After the frustration that thinking about ceramics caused in the beginning I started to enjoy it. Sitting there alone (the own space as a part of the experience), listening live music (brass orchestra practising downstairs) and burnishing half-dried clay, feeling the cool roughness and softness of the clay in my fingertips, and just being there surrounded with the warm welcoming smells of the arts class which I learned to love here moved something inside me. I felt like I had found something I had been missing. When pictures are something to see and music something to listen, ceramics is something to touch and smell as much as wool and felting. I used to dislike clay because I didn't know how to work with it. On those evening hours sitting there alone I realized it doesn't really matter, clay itself will teach you with time. More important for me was the feeling of belonging somewhere. Maybe it was because I felt like homeless here in Plymouth - my apartment didn't feel welcoming, and working with clay was a good excuse not to go home. I don't know. I only know I learned that clay can be your friend even though it has its limits when working with it. I learned how long I can work with it, when to leave it dry and when not let it happen, how it shrinks when getting dry, and what happens when attaching fres moist clay to half dried.

I spent hours and hours with the chain link I made and burnished, and was happy with the outcome, and then something went wrong with glazing. First reaction was that I hope I'll never see it again. The perfectionist inside me was rising its head telling me I had failed but this time I didn't want to listen it. I sat down and tried figure out what had gone wrong - I only got some questions but not any answers. Maybe it was the combination of the clay and the glazing I had chosen. I tried to tell myself it wasn't ruined - life only had treated it badly. It happens to every creature in the world: to those who are alive and who are not. I tried to save what I could, got something fixed and something not. That was all I could do, and at least I didn't give up before trying and I am happy of that. Giving up is not something I that sounds like my reaction.
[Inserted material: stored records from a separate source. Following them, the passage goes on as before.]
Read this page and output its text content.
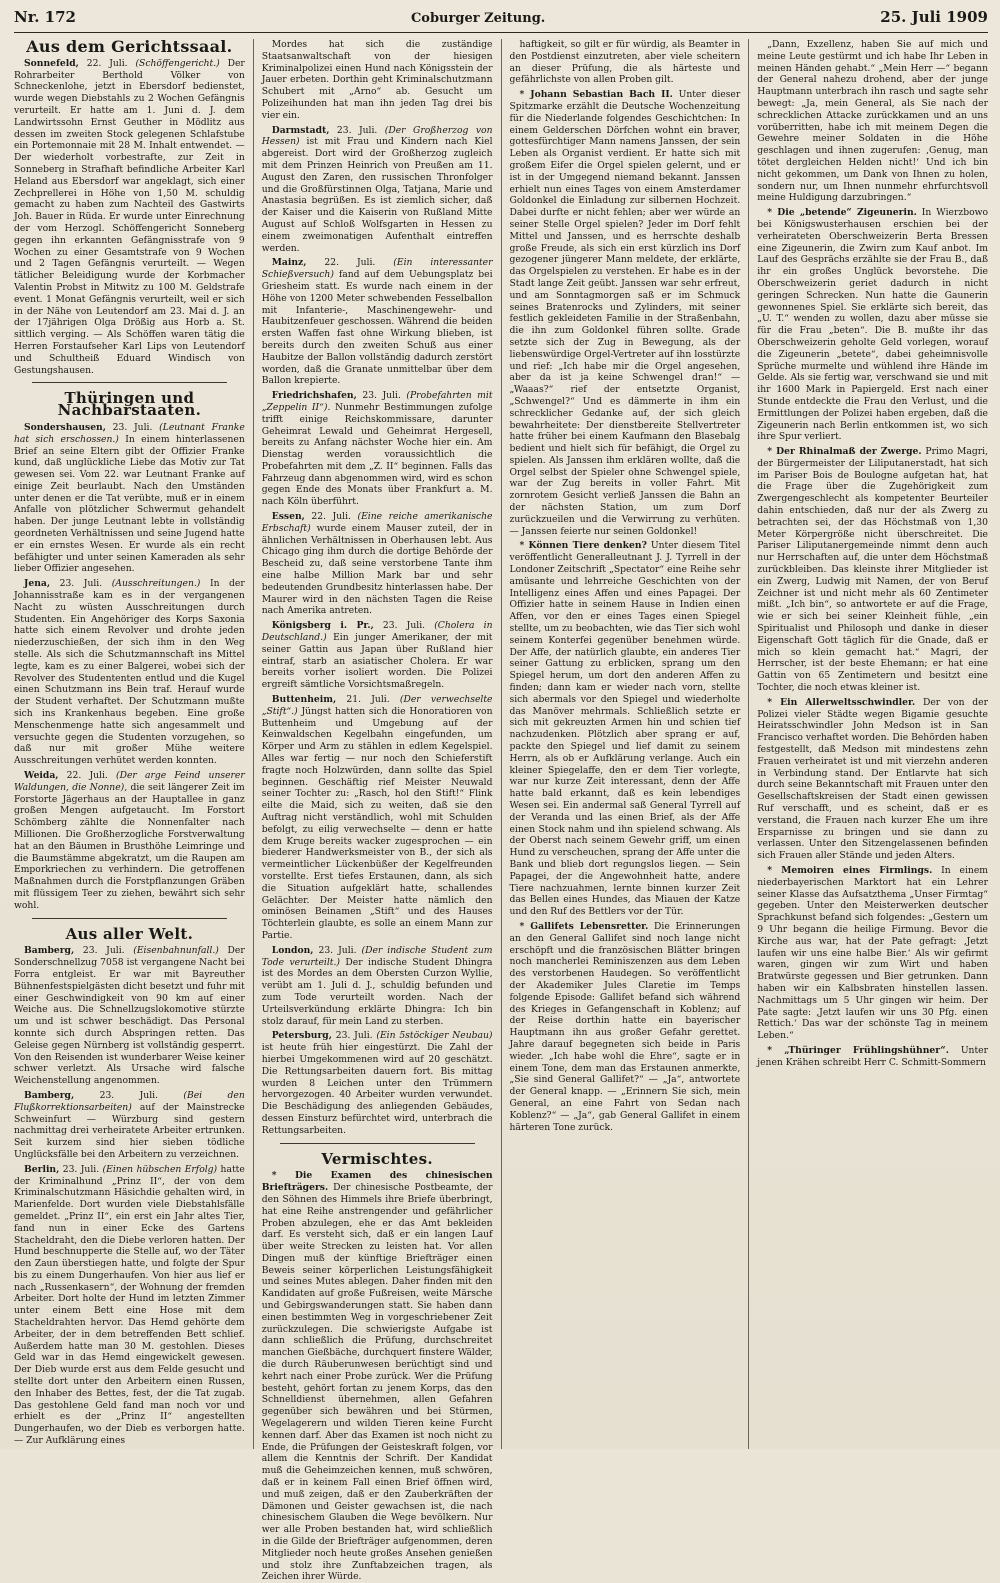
Nr. 172	Coburger Zeitung.	25. Juli 1909
Aus dem Gerichtssaal.

Sonnefeld, 22. Juli. (Schöffengericht.) Der Rohrarbeiter Berthold Völker von Schneckenlohe, jetzt in Ebersdorf bedienstet, wurde wegen Diebstahls zu 2 Wochen Gefängnis verurteilt. Er hatte am 1. Juni d. J. dem Landwirtssohn Ernst Geuther in Mödlitz aus dessen im zweiten Stock gelegenen Schlafstube ein Portemonnaie mit 28 M. Inhalt entwendet. — Der wiederholt vorbestrafte, zur Zeit in Sonneberg in Strafhaft befindliche Arbeiter Karl Heland aus Ebersdorf war angeklagt, sich einer Zechprellerei in Höhe von 1,50 M. schuldig gemacht zu haben zum Nachteil des Gastwirts Joh. Bauer in Rüda. Er wurde unter Einrechnung der vom Herzogl. Schöffengericht Sonneberg gegen ihn erkannten Gefängnisstrafe von 9 Wochen zu einer Gesamtstrafe von 9 Wochen und 2 Tagen Gefängnis verurteilt. — Wegen tätlicher Beleidigung wurde der Korbmacher Valentin Probst in Mitwitz zu 100 M. Geldstrafe event. 1 Monat Gefängnis verurteilt, weil er sich in der Nähe von Leutendorf am 23. Mai d. J. an der 17jährigen Olga Drößig aus Horb a. St. sittlich verging. — Als Schöffen waren tätig die Herren Forstaufseher Karl Lips von Leutendorf und Schultheiß Eduard Windisch von Gestungshausen.

Thüringen und Nachbarstaaten.

Sondershausen, 23. Juli. (Leutnant Franke hat sich erschossen.) In einem hinterlassenen Brief an seine Eltern gibt der Offizier Franke kund, daß unglückliche Liebe das Motiv zur Tat gewesen sei. Vom 22. war Leutnant Franke auf einige Zeit beurlaubt. Nach den Umständen unter denen er die Tat verübte, muß er in einem Anfalle von plötzlicher Schwermut gehandelt haben. Der junge Leutnant lebte in vollständig geordneten Verhältnissen und seine Jugend hatte er ein ernstes Wesen. Er wurde als ein recht befähigter und unter seinen Kameraden als sehr lieber Offizier angesehen.

Jena, 23. Juli. (Ausschreitungen.) In der Johannisstraße kam es in der vergangenen Nacht zu wüsten Ausschreitungen durch Studenten. Ein Angehöriger des Korps Saxonia hatte sich einem Revolver und drohte jeden niederzuschießen, der sich ihm in den Weg stelle. Als sich die Schutzmannschaft ins Mittel legte, kam es zu einer Balgerei, wobei sich der Revolver des Studententen entlud und die Kugel einen Schutzmann ins Bein traf. Herauf wurde der Student verhaftet. Der Schutzmann mußte sich ins Krankenhaus begeben. Eine große Menschenmenge hatte sich angesammelt und versuchte gegen die Studenten vorzugehen, so daß nur mit großer Mühe weitere Ausschreitungen verhütet werden konnten.

Weida, 22. Juli. (Der arge Feind unserer Waldungen, die Nonne), die seit längerer Zeit im Forstorte Jägerhaus an der Hauptallee in ganz großen Mengen aufgetaucht. Im Forstort Schömberg zählte die Nonnenfalter nach Millionen. Die Großherzogliche Forstverwaltung hat an den Bäumen in Brusthöhe Leimringe und die Baumstämme abgekratzt, um die Raupen am Emporkriechen zu verhindern. Die getroffenen Maßnahmen durch die Forstpflanzungen Gräben mit flüssigem Teer zu ziehen, bewährt sich sehr wohl.

Aus aller Welt.

Bamberg, 23. Juli. (Eisenbahnunfall.) Der Sonderschnellzug 7058 ist vergangene Nacht bei Forra entgleist. Er war mit Bayreuther Bühnenfestspielgästen dicht besetzt und fuhr mit einer Geschwindigkeit von 90 km auf einer Weiche aus. Die Schnellzugslokomotive stürzte um und ist schwer beschädigt. Das Personal konnte sich durch Abspringen retten. Das Geleise gegen Nürnberg ist vollständig gesperrt. Von den Reisenden ist wunderbarer Weise keiner schwer verletzt. Als Ursache wird falsche Weichenstellung angenommen.

Bamberg,	23. Juli.	(Bei den Flußkorrektionsarbeiten) auf der Mainstrecke Schweinfurt — Würzburg sind gestern nachmittag drei verheiratete Arbeiter ertrunken. Seit kurzem sind hier sieben tödliche Unglücksfälle bei den Arbeitern zu verzeichnen.

Berlin, 23. Juli. (Einen hübschen Erfolg) hatte der Kriminalhund „Prinz II“, der von dem Kriminalschutzmann Häsichdie gehalten wird, in Marienfelde. Dort wurden viele Diebstahlsfälle gemeldet. „Prinz II“, ein erst ein Jahr altes Tier, fand nun in einer Ecke des Gartens Stacheldraht, den die Diebe verloren hatten. Der Hund beschnupperte die Stelle auf, wo der Täter den Zaun überstiegen hatte, und folgte der Spur bis zu einem Dungerhaufen. Von hier aus lief er nach „Russenkasern“, der Wohnung der fremden Arbeiter. Dort holte der Hund im letzten Zimmer unter einem Bett eine Hose mit dem Stacheldrahten hervor. Das Hemd gehörte dem Arbeiter, der in dem betreffenden Bett schlief. Außerdem hatte man 30 M. gestohlen. Dieses Geld war in das Hemd eingewickelt gewesen. Der Dieb wurde erst aus dem Felde gesucht und stellte dort unter den Arbeitern einen Russen, den Inhaber des Bettes, fest, der die Tat zugab. Das gestohlene Geld fand man noch vor und erhielt es der „Prinz II“ angestellten Dungerhaufen, wo der Dieb es verborgen hatte. — Zur Aufklärung eines

Mordes hat sich die zuständige Staatsanwaltschaft von der hiesigen Kriminalpolizei einen Hund nach Königsstein der Jauer erbeten. Dorthin geht Kriminalschutzmann Schubert mit „Arno“ ab. Gesucht um Polizeihunden hat man ihn jeden Tag drei bis vier ein.

Darmstadt, 23. Juli. (Der Großherzog von Hessen) ist mit Frau und Kindern nach Kiel abgereist. Dort wird der Großherzog zugleich mit dem Prinzen Heinrich von Preußen am 11. August den Zaren, den russischen Thronfolger und die Großfürstinnen Olga, Tatjana, Marie und Anastasia begrüßen. Es ist ziemlich sicher, daß der Kaiser und die Kaiserin von Rußland Mitte August auf Schloß Wolfsgarten in Hessen zu einem zweimonatigen Aufenthalt eintreffen werden.

Mainz, 22. Juli. (Ein interessanter Schießversuch) fand auf dem Uebungsplatz bei Griesheim statt. Es wurde nach einem in der Höhe von 1200 Meter schwebenden Fesselballon mit Infanterie-, Maschinengewehr- und Haubitzenfeuer geschossen. Während die beiden ersten Waffen fast ohne Wirkung blieben, ist bereits durch den zweiten Schuß aus einer Haubitze der Ballon vollständig dadurch zerstört worden, daß die Granate unmittelbar über dem Ballon krepierte.

Friedrichshafen, 23. Juli. (Probefahrten mit „Zeppelin II“). Nunmehr Bestimmungen zufolge trifft einige Reichskommissare, darunter Geheimrat Lewald und Geheimrat Hergesell, bereits zu Anfang nächster Woche hier ein. Am Dienstag werden voraussichtlich die Probefahrten mit dem „Z. II“ beginnen. Falls das Fahrzeug dann abgenommen wird, wird es schon gegen Ende des Monats über Frankfurt a. M. nach Köln überführt.

Essen, 22. Juli. (Eine reiche amerikanische Erbschaft) wurde einem Mauser zuteil, der in ähnlichen Verhältnissen in Oberhausen lebt. Aus Chicago ging ihm durch die dortige Behörde der Bescheid zu, daß seine verstorbene Tante ihm eine halbe Million Mark bar und sehr bedeutenden Grundbesitz hinterlassen habe. Der Maurer wird in den nächsten Tagen die Reise nach Amerika antreten.

Königsberg i. Pr., 23. Juli. (Cholera in Deutschland.) Ein junger Amerikaner, der mit seiner Gattin aus Japan über Rußland hier eintraf, starb an asiatischer Cholera. Er war bereits vorher isoliert worden. Die Polizei ergreift sämtliche Vorsichtsmaßregeln.

Buttenheim, 21. Juli. (Der verwechselte „Stift“.) Jüngst hatten sich die Honoratioren von Buttenheim und Umgebung auf der Keinwaldschen Kegelbahn eingefunden, um Körper und Arm zu stählen in edlem Kegelspiel. Alles war fertig — nur noch den Schieferstift fragte noch Holzwürden, dann sollte das Spiel beginnen. Geschäftig rief Meister Neuwald seiner Tochter zu: „Rasch, hol den Stift!“ Flink eilte die Maid, sich zu weiten, daß sie den Auftrag nicht verständlich, wohl mit Schulden befolgt, zu eilig verwechselte — denn er hatte dem Kruge bereits wacker zugesprochen — ein biederer Handwerksmeister von B., der sich als vermeintlicher Lückenbüßer der Kegelfreunden vorstellte. Erst tiefes Erstaunen, dann, als sich die Situation aufgeklärt hatte, schallendes Gelächter. Der Meister hatte nämlich den ominösen Beinamen „Stift“ und des Hauses Töchterlein glaubte, es solle an einem Mann zur Partie.

London, 23. Juli. (Der indische Student zum Tode verurteilt.) Der indische Student Dhingra ist des Mordes an dem Obersten Curzon Wyllie, verübt am 1. Juli d. J., schuldig befunden und zum Tode verurteilt worden. Nach der Urteilsverkündung erklärte Dhingra: Ich bin stolz darauf, für mein Land zu sterben.

Petersburg, 23. Juli. (Ein 5stöckiger Neubau) ist heute früh hier eingestürzt. Die Zahl der hierbei Umgekommenen wird auf 20 geschätzt. Die Rettungsarbeiten dauern fort. Bis mittag wurden 8 Leichen unter den Trümmern hervorgezogen. 40 Arbeiter wurden verwundet. Die Beschädigung des anliegenden Gebäudes, dessen Einsturz befürchtet wird, unterbrach die Rettungsarbeiten.

Vermischtes.

* Die Examen des chinesischen Briefträgers. Der chinesische Postbeamte, der den Söhnen des Himmels ihre Briefe überbringt, hat eine Reihe anstrengender und gefährlicher Proben abzulegen, ehe er das Amt bekleiden darf. Es versteht sich, daß er ein langen Lauf über weite Strecken zu leisten hat. Vor allen Dingen muß der künftige Briefträger einen Beweis seiner körperlichen Leistungsfähigkeit und seines Mutes ablegen. Daher finden mit den Kandidaten auf große Fußreisen, weite Märsche und Gebirgswanderungen statt. Sie haben dann einen bestimmten Weg in vorgeschriebener Zeit zurückzulegen. Die schwierigste Aufgabe ist dann schließlich die Prüfung, durchschreitet manchen Gießbäche, durchquert finstere Wälder, die durch Räuberunwesen berüchtigt sind und kehrt nach einer Probe zurück. Wer die Prüfung besteht, gehört fortan zu jenem Korps, das den Schnelldienst übernehmen, allen Gefahren gegenüber sich bewähren und bei Stürmen, Wegelagerern und wilden Tieren keine Furcht kennen darf. Aber das Examen ist noch nicht zu Ende, die Prüfungen der Geisteskraft folgen, vor allem die Kenntnis der Schrift. Der Kandidat muß die Geheimzeichen kennen, muß schwören, daß er in keinem Fall einen Brief öffnen wird, und muß zeigen, daß er den Zauberkräften der Dämonen und Geister gewachsen ist, die nach chinesischem Glauben die Wege bevölkern. Nur wer alle Proben bestanden hat, wird schließlich in die Gilde der Briefträger aufgenommen, deren Mitglieder noch heute großes Ansehen genießen und stolz ihre Zunftabzeichen tragen, als Zeichen ihrer Würde.

haftigkeit, so gilt er für würdig, als Beamter in den Postdienst einzutreten, aber viele scheitern an dieser Prüfung, die als härteste und gefährlichste von allen Proben gilt.

* Johann Sebastian Bach II. Unter dieser Spitzmarke erzählt die Deutsche Wochenzeitung für die Niederlande folgendes Geschichtchen: In einem Gelderschen Dörfchen wohnt ein braver, gottesfürchtiger Mann namens Janssen, der sein Leben als Organist verdient. Er hatte sich mit großem Eifer die Orgel spielen gelernt, und er ist in der Umgegend niemand bekannt. Janssen erhielt nun eines Tages von einem Amsterdamer Goldonkel die Einladung zur silbernen Hochzeit. Dabei durfte er nicht fehlen; aber wer würde an seiner Stelle Orgel spielen? Jeder im Dorf fehlt Mittel und Janssen, und es herrschte deshalb große Freude, als sich ein erst kürzlich ins Dorf gezogener jüngerer Mann meldete, der erklärte, das Orgelspielen zu verstehen. Er habe es in der Stadt lange Zeit geübt. Janssen war sehr erfreut, und am Sonntagmorgen saß er im Schmuck seines Bratenrocks und Zylinders, mit seiner festlich gekleideten Familie in der Straßenbahn, die ihn zum Goldonkel führen sollte. Grade setzte sich der Zug in Bewegung, als der liebenswürdige Orgel-Vertreter auf ihn losstürzte und rief: „Ich habe mir die Orgel angesehen, aber da ist ja keine Schwengel dran!“ — „Waaas?“ rief der entsetzte Organist, „Schwengel?“ Und es dämmerte in ihm ein schrecklicher Gedanke auf, der sich gleich bewahrheitete: Der dienstbereite Stellvertreter hatte früher bei einem Kaufmann den Blasebalg bedient und hielt sich für befähigt, die Orgel zu spielen. Als Janssen ihm erklären wollte, daß die Orgel selbst der Spieler ohne Schwengel spiele, war der Zug bereits in voller Fahrt. Mit zornrotem Gesicht verließ Janssen die Bahn an der nächsten Station, um zum Dorf zurückzueilen und die Verwirrung zu verhüten. — Janssen feierte nur seinen Goldonkel!

* Können Tiere denken? Unter diesem Titel veröffentlicht Generalleutnant J. J. Tyrrell in der Londoner Zeitschrift „Spectator“ eine Reihe sehr amüsante und lehrreiche Geschichten von der Intelligenz eines Affen und eines Papagei. Der Offizier hatte in seinem Hause in Indien einen Affen, vor den er eines Tages einen Spiegel stellte, um zu beobachten, wie das Tier sich wohl seinem Konterfei gegenüber benehmen würde. Der Affe, der natürlich glaubte, ein anderes Tier seiner Gattung zu erblicken, sprang um den Spiegel herum, um dort den anderen Affen zu finden; dann kam er wieder nach vorn, stellte sich abermals vor den Spiegel und wiederholte das Manöver mehrmals. Schließlich setzte er sich mit gekreuzten Armen hin und schien tief nachzudenken. Plötzlich aber sprang er auf, packte den Spiegel und lief damit zu seinem Herrn, als ob er Aufklärung verlange. Auch ein kleiner Spiegelaffe, den er dem Tier vorlegte, war nur kurze Zeit interessant, denn der Affe hatte bald erkannt, daß es kein lebendiges Wesen sei. Ein andermal saß General Tyrrell auf der Veranda und las einen Brief, als der Affe einen Stock nahm und ihn spielend schwang. Als der Oberst nach seinem Gewehr griff, um einen Hund zu verscheuchen, sprang der Affe unter die Bank und blieb dort regungslos liegen. — Sein Papagei, der die Angewohnheit hatte, andere Tiere nachzuahmen, lernte binnen kurzer Zeit das Bellen eines Hundes, das Miauen der Katze und den Ruf des Bettlers vor der Tür.

* Gallifets Lebensretter. Die Erinnerungen an den General Gallifet sind noch lange nicht erschöpft und die französischen Blätter bringen noch mancherlei Reminiszenzen aus dem Leben des verstorbenen Haudegen. So veröffentlicht der Akademiker Jules Claretie im Temps folgende Episode: Gallifet befand sich während des Krieges in Gefangenschaft in Koblenz; auf der Reise dorthin hatte ein bayerischer Hauptmann ihn aus großer Gefahr gerettet. Jahre darauf begegneten sich beide in Paris wieder. „Ich habe wohl die Ehre“, sagte er in einem Tone, dem man das Erstaunen anmerkte, „Sie sind General Gallifet?“ — „Ja“, antwortete der General knapp. — „Erinnern Sie sich, mein General, an eine Fahrt von Sedan nach Koblenz?“ — „Ja“, gab General Gallifet in einem härteren Tone zurück.

„Dann, Exzellenz, haben Sie auf mich und meine Leute gestürmt und ich habe Ihr Leben in meinen Händen gehabt.“ „Mein Herr —“ begann der General nahezu drohend, aber der junge Hauptmann unterbrach ihn rasch und sagte sehr bewegt: „Ja, mein General, als Sie nach der schrecklichen Attacke zurückkamen und an uns vorüberritten, habe ich mit meinem Degen die Gewehre meiner Soldaten in die Höhe geschlagen und ihnen zugerufen: ‚Genug, man tötet dergleichen Helden nicht!‘ Und ich bin nicht gekommen, um Dank von Ihnen zu holen, sondern nur, um Ihnen nunmehr ehrfurchtsvoll meine Huldigung darzubringen.“

* Die „betende“ Zigeunerin. In Wierzbowo bei Königswusterhausen erschien bei der verheirateten Oberschweizerin Berta Bressen eine Zigeunerin, die Zwirn zum Kauf anbot. Im Lauf des Gesprächs erzählte sie der Frau B., daß ihr ein großes Unglück bevorstehe. Die Oberschweizerin geriet dadurch in nicht geringen Schrecken. Nun hatte die Gaunerin gewonnenes Spiel. Sie erklärte sich bereit, das „U. T.“ wenden zu wollen, dazu aber müsse sie für die Frau „beten“. Die B. mußte ihr das Oberschweizerin geholte Geld vorlegen, worauf die Zigeunerin „betete“, dabei geheimnisvolle Sprüche murmelte und wühlend ihre Hände im Gelde. Als sie fertig war, verschwand sie und mit ihr 1600 Mark in Papiergeld. Erst nach einer Stunde entdeckte die Frau den Verlust, und die Ermittlungen der Polizei haben ergeben, daß die Zigeunerin nach Berlin entkommen ist, wo sich ihre Spur verliert.

* Der Rhinalmaß der Zwerge. Primo Magri, der Bürgermeister der Liliputanerstadt, hat sich im Pariser Bois de Boulogne aufgetan hat, hat die Frage über die Zugehörigkeit zum Zwergengeschlecht als kompetenter Beurteiler dahin entschieden, daß nur der als Zwerg zu betrachten sei, der das Höchstmaß von 1,30 Meter Körpergröße nicht überschreitet. Die Pariser Liliputanergemeinde nimmt denn auch nur Herrschaften auf, die unter dem Höchstmaß zurückbleiben. Das kleinste ihrer Mitglieder ist ein Zwerg, Ludwig mit Namen, der von Beruf Zeichner ist und nicht mehr als 60 Zentimeter mißt. „Ich bin“, so antwortete er auf die Frage, wie er sich bei seiner Kleinheit fühle, „ein Spiritualist und Philosoph und danke in dieser Eigenschaft Gott täglich für die Gnade, daß er mich so klein gemacht hat.“ Magri, der Herrscher, ist der beste Ehemann; er hat eine Gattin von 65 Zentimetern und besitzt eine Tochter, die noch etwas kleiner ist.

* Ein Allerweltsschwindler. Der von der Polizei vieler Städte wegen Bigamie gesuchte Heiratsschwindler John Medson ist in San Francisco verhaftet worden. Die Behörden haben festgestellt, daß Medson mit mindestens zehn Frauen verheiratet ist und mit vierzehn anderen in Verbindung stand. Der Entlarvte hat sich durch seine Bekanntschaft mit Frauen unter den Gesellschaftskreisen der Stadt einen gewissen Ruf verschafft, und es scheint, daß er es verstand, die Frauen nach kurzer Ehe um ihre Ersparnisse zu bringen und sie dann zu verlassen. Unter den Sitzengelassenen befinden sich Frauen aller Stände und jeden Alters.

* Memoiren eines Firmlings. In einem niederbayerischen Marktort hat ein Lehrer seiner Klasse das Aufsatzthema „Unser Firmtag“ gegeben. Unter den Meisterwerken deutscher Sprachkunst befand sich folgendes: „Gestern um 9 Uhr begann die heilige Firmung. Bevor die Kirche aus war, hat der Pate gefragt: ‚Jetzt laufen wir uns eine halbe Bier.‘ Als wir gefirmt waren, gingen wir zum Wirt und haben Bratwürste gegessen und Bier getrunken. Dann haben wir ein Kalbsbraten hinstellen lassen. Nachmittags um 5 Uhr gingen wir heim. Der Pate sagte: ‚Jetzt laufen wir uns 30 Pfg. einen Rettich.‘ Das war der schönste Tag in meinem Leben.“

* „Thüringer Frühlingshühner“. Unter jenen Krähen schreibt Herr C. Schmitt-Sommern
In the end of the module I finally tried out the potter's wheel which I had been so afraid of. I felt like I had found my way to work with clay. Sitting there and getting my hands and arms all covered in slip – I could spend hours there, and I am really sorry I didn't have a go before. I had been listening and watching others trying it too much and was afraid of failing or getting disappointed of my abilities. Beforehand I thought I may not be able to even center the lump of clay not to mention raising the walls. Once I sat there and let myself make mistakes, I realized I know how clay acts on a wheel - I only have to learn to feel it better to make pots. No one was born to be a master, it takes time to become one. I just have to find a potter's wheel back home and one day I'll be able to throw a beautiful pot.

Making molds

All the mold making methods were new for me. First I made a plaster mold of my fist which I found very interesting way to work. Alginate was all new material for me, I hadn't even heard of it before. Tin foil and sticky tape molding were such experiences as well. Getting wrapped myself was something I could recommend to everyone brave enough. I think I missed something important as I only was as a model but didn't try to make one whole body myself, but I surely will try one later. I want to find out how to make the structure strong enough and what are the limitations and potentials of the material.